島崎は淡々と部屋を回る。アパートの二階部分、半分ほどが鈴木夫妻の部屋だけあって、部屋は二人暮らしにしてはかなり広い。4人家族は暮らせるだろう。トイレ別のユニットバス、対面式キッチン、リビング、ウォーキングクローゼット、寝室、客室‥‥。都心の極小住宅がひしめく近辺地域を思えば、これだけ大きい部屋は贅沢だ。手離したくない理由も出世の為だけでは無さそうだ。

そんな部屋の全てが荒らされている。

壁中にある写真‥‥おそらく鈴木始が橋山雛と付き合っていた頃に撮られた写真だろうそれを島崎は見る。笑顔の橋山雛がにこやかに鈴木始に笑いかけている。遊園地や植物園、デートをしたレストランらしき店の写真まである。

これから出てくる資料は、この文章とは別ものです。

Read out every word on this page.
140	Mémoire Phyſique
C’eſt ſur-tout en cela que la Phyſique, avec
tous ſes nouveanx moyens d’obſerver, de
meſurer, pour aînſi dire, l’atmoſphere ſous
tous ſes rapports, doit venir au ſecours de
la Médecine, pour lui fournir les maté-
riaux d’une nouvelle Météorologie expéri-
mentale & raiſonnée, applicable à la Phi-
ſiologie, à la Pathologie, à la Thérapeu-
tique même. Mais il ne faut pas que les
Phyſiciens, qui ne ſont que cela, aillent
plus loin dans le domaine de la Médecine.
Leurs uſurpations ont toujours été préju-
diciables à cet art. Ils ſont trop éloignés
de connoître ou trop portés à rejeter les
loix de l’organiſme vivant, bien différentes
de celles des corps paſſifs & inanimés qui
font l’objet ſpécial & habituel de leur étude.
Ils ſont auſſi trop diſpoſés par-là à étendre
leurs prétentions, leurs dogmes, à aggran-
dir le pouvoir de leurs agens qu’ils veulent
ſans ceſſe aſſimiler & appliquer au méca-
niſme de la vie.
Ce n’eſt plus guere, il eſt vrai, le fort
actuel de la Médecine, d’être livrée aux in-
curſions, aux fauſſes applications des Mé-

「‥‥私との思い出を思いだして、と言わんばかりですね。」

島崎はそれらの写真にそう感想を持つと、カメラにその壁を映した。

アンは鈴木始に聞く。

「‥‥ところで、橋山雛さんとはどうして別れたんですか?ここまで酷いストーカーされる程の別れ方をしたんですか?」

その質問に鈴木始は昔を思い出したのか、不満げに腕を組んで口を開けた。

「どうしてって、単に性格の不一致だよ。大学の後輩‥‥アイツの同級生に紹介されて付き合ったけど、何かとウマが合わなかった。付き合って3ヶ月くらいは我慢したけど、アイツは束縛というか、融通が利かないとこがあって、俺がイイじゃんって思うこともアイツはダメだって何でも言う事聞かそうとするから、別れよ、と思って‥‥。付き合ったのは1年くらいだよ。まさか、そんなストーカーされることになるとは思っていなかったけど。」

その話を聞いて、島崎は束縛が強い彼女だったんだな、それはストーカーにもなるかもな、と思った。

一方でアンはそうですか、と淡白な答えを返した。

島崎は夫婦の寝室に入る。一番に目に入ったのはカッターか何かで引き裂かれ、無残な綿の塊と化したダブルベッドが目に入った。その上には既に乾いているが、黒い液体‥‥墨汁を撒き散らされていた。

寝室の外では鈴木始とアンの会話が続けられていた。

「因みに橋山雛が監視カメラに映った時、何故すぐに橋山雛に接触しなかったんですか。」

「雛の住所が分からなかったんだ。共通の友人とか、雛を俺に紹介した大学の後輩も知らないって言うし、やっと分かったのが、この前。まさか北海道にいて、東京に帰ってきても産婦人科に入院してたなんて思わなかったけど‥‥。でも、この部屋はアイツが荒らしたことに間違いはないはずなんだ。指紋だってある。」

「ほう。指紋ですか‥‥因みにどこにあるんです?」

「洗面台だよ。そこだけホラーみたいに女の手ひらの形が絵の具でべっとり着いているんだ。」

そう鈴木始が言うのが聞こえた後、アンが洗面台に行く足音が聞こえ始めた。その頃には島崎は寝室の写真を撮り終え、移動しようと寝室から出るところだった。


と。


背後に痛烈な視線を感じた。



「!?」

島崎は咄嗟に振り返る。

しかし、背後には何もいない。惨状があるだけだった。

なんだ、と島崎は内心、冷や汗を流す。

そんな島崎の頭上で小さく天井板が軋む音がした。